Today, there are countless tools and software designed to prevent security breaches. From employing AI to firewalls, web proxies to email security, and web application firewalls to endpoint detection and response (EDR), CFOs can quickly find expenses spiralling as they bid to protect their organisations.
However, by prompting their CISOs to accurately quantify the impact of a security breach, CFOs can find the right balance between costs and risk.
North explains how: “They need to be asking questions like: how secure are we currently? What is the potential financial cost of a breach? How much are we currently spending on security? Where would additional spend be best focused to provide the biggest risk reduction? How much insurance do we have and what does it cover?”
“They should also look to quantify the return on investment from security tools to show that they are getting value for money,” North adds.
Cyber risk quantification – measuring cyber risk exposure in financial terms – is a relatively new area in cyber security, but it can be used to allocate resources in a way that achieves the maximum impact.

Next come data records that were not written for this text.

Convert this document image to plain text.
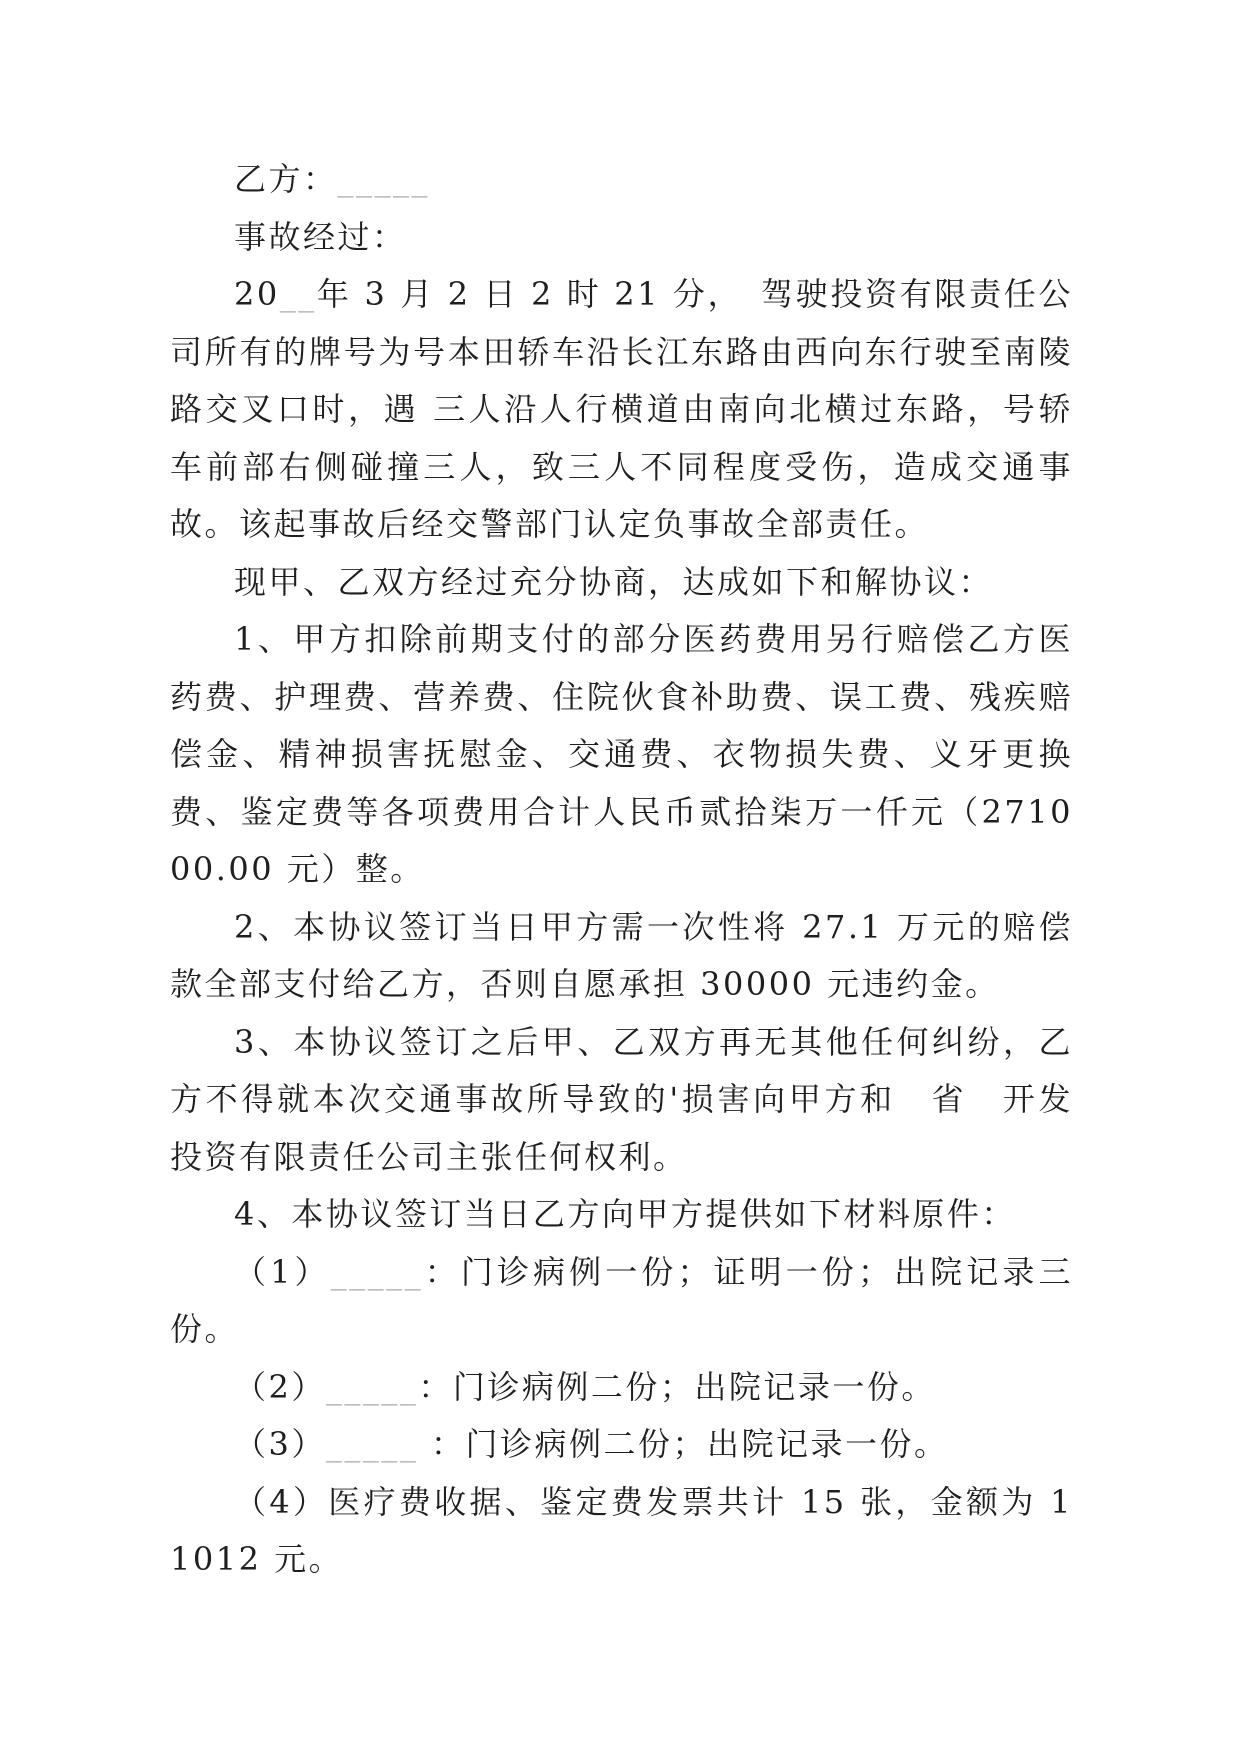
乙方：_____

事故经过：

20__年 3 月 2 日 2 时 21 分，　驾驶投资有限责任公司所有的牌号为号本田轿车沿长江东路由西向东行驶至南陵路交叉口时，遇 三人沿人行横道由南向北横过东路，号轿车前部右侧碰撞三人，致三人不同程度受伤，造成交通事故。该起事故后经交警部门认定负事故全部责任。

现甲、乙双方经过充分协商，达成如下和解协议：

1、甲方扣除前期支付的部分医药费用另行赔偿乙方医药费、护理费、营养费、住院伙食补助费、误工费、残疾赔偿金、精神损害抚慰金、交通费、衣物损失费、义牙更换费、鉴定费等各项费用合计人民币贰拾柒万一仟元（271000.00 元）整。

2、本协议签订当日甲方需一次性将 27.1 万元的赔偿款全部支付给乙方，否则自愿承担 30000 元违约金。

3、本协议签订之后甲、乙双方再无其他任何纠纷，乙方不得就本次交通事故所导致的'损害向甲方和　省　开发投资有限责任公司主张任何权利。

4、本协议签订当日乙方向甲方提供如下材料原件：

（1）_____：门诊病例一份；证明一份；出院记录三份。

（2）_____：门诊病例二份；出院记录一份。

（3）_____ ：门诊病例二份；出院记录一份。

（4）医疗费收据、鉴定费发票共计 15 张，金额为 11012 元。
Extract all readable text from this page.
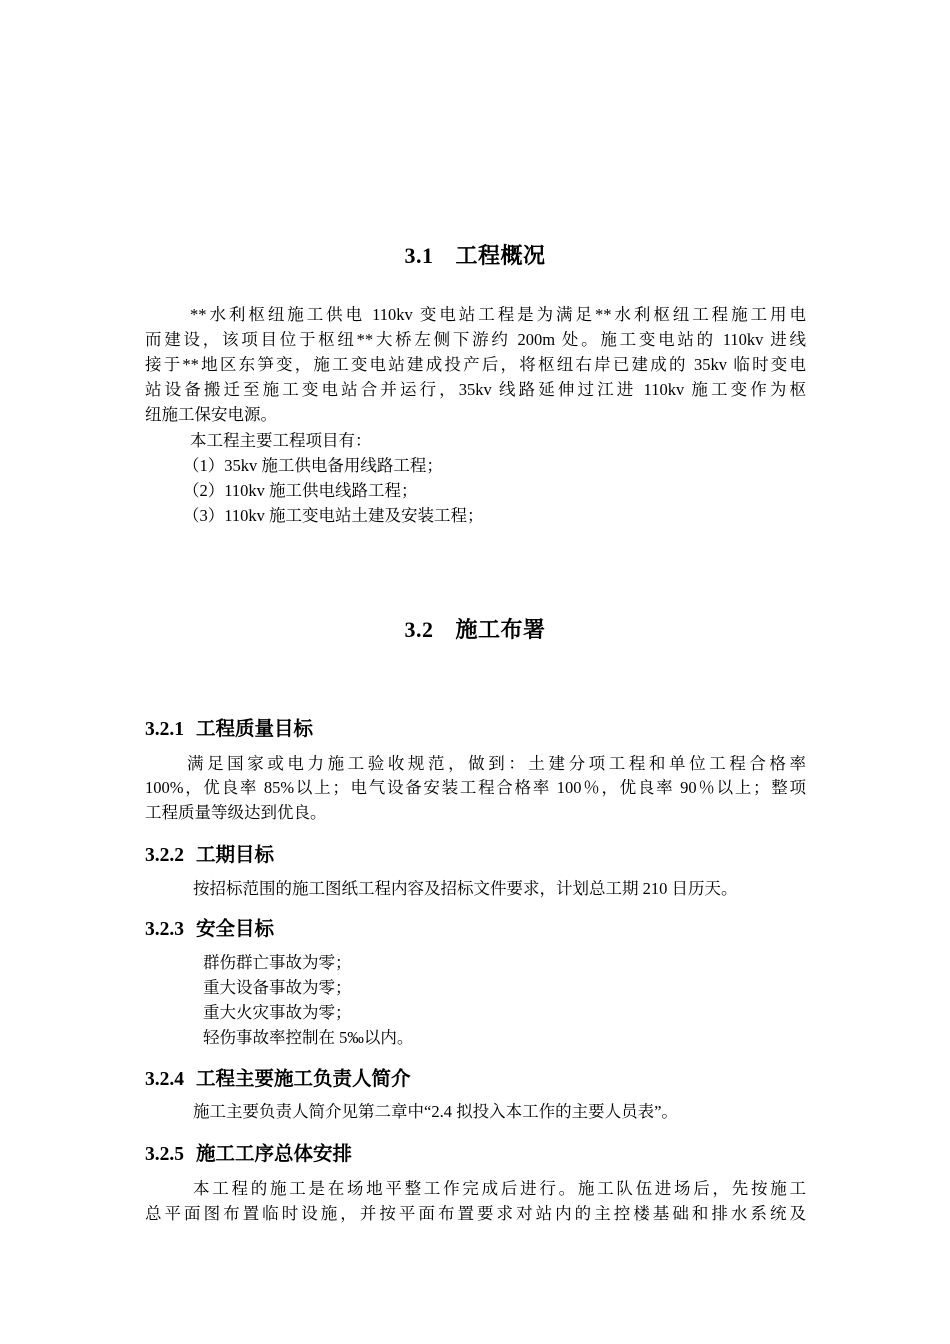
3.1 工程概况
**水利枢纽施工供电 110kv 变电站工程是为满足**水利枢纽工程施工用电
而建设，该项目位于枢纽**大桥左侧下游约 200m 处。施工变电站的 110kv 进线
接于**地区东笋变，施工变电站建成投产后，将枢纽右岸已建成的 35kv 临时变电
站设备搬迁至施工变电站合并运行，35kv 线路延伸过江进 110kv 施工变作为枢
纽施工保安电源。
本工程主要工程项目有：
（1）35kv 施工供电备用线路工程；
（2）110kv 施工供电线路工程；
（3）110kv 施工变电站土建及安装工程；
3.2 施工布署
3.2.1 工程质量目标
满足国家或电力施工验收规范，做到：土建分项工程和单位工程合格率
100%，优良率 85%以上；电气设备安装工程合格率 100％，优良率 90％以上；整项
工程质量等级达到优良。
3.2.2 工期目标
按招标范围的施工图纸工程内容及招标文件要求，计划总工期 210 日历天。
3.2.3 安全目标
群伤群亡事故为零；
重大设备事故为零；
重大火灾事故为零；
轻伤事故率控制在 5‰以内。
3.2.4 工程主要施工负责人简介
施工主要负责人简介见第二章中“2.4 拟投入本工作的主要人员表”。
3.2.5 施工工序总体安排
本工程的施工是在场地平整工作完成后进行。施工队伍进场后，先按施工
总平面图布置临时设施，并按平面布置要求对站内的主控楼基础和排水系统及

When conducting cyber risk quantification, there are several consequences to consider. This can include the operational and financial impacts of a cyber attack. For example, for an online retail company, this entails calculating the cost of its website being taken down – and the difference between an average day and special events, such as Black Friday. For a manufacturing company, it involves assessing the cost of bringing factories to a halt each day until operations can resume.
In the event that personal data is lost, regulatory fines can reach millions, as well as the costs to support anyone who has been affected by the breach (e.g. credit monitoring costs). There could be further costs as well, should any legal action be taken and if there are regulatory fines to pay.
Having a major data breach could also delay future sales and even block new business. “It may be the case that in the first year, 50% of businesses decide to not use your organisation, so there is a tangible impact of lost sales and lost sales pipeline. In the second year, it could be a 25% loss of sales, and by the third year, maybe 10%,” says North.
As such, pinning down the figures for all potential outcomes are vital for a CFO to evaluate the risk compared with the cost of robust protection against such an attack.
Despite such heavy concerns, CFOs still have a budget to stick to when it comes to their cyber security.
One way to help reduce costs is through outsourcing. Managed services providers, for example, can deploy the best and most expensive toolsets for their customers, as they are able to spread the cost over their client base. This means that organisations receive the most advanced security for a fraction of the price.
“MHR’s security team uses industry-leading security technology to protect its customers’ data,” North tells The CFO. “That cost for one organisation is big, but if you outsource it to a specialist…it is included in the cost of the service.
“We appreciate that for customers data security is paramount and our HR, payroll and finance platforms are designed and built with security as priority which gives confidence and also adds an extra level of security which organisations may not have been able to invest in themselves.”
Today, organisations must contend with the threat of a cyber attack at any time that could cost millions upon millions. What is perhaps most challenging is that the nature of such threats is constantly evolving, particularly thanks to the astounding rate of technological development.
Regulations are ever-changing in a bid just to keep up – yet another factor that organisations must stay keenly abreast of if they manage their cyber security in-house.
As such, organisations are left with challenges coming from all fronts. Fortunately, when a CFO is armed with all the information they need to understand the risks present, they can make astute decisions about how much to spend – and where to spend it – to protect their organisations fully and make the most efficient use of their budgets.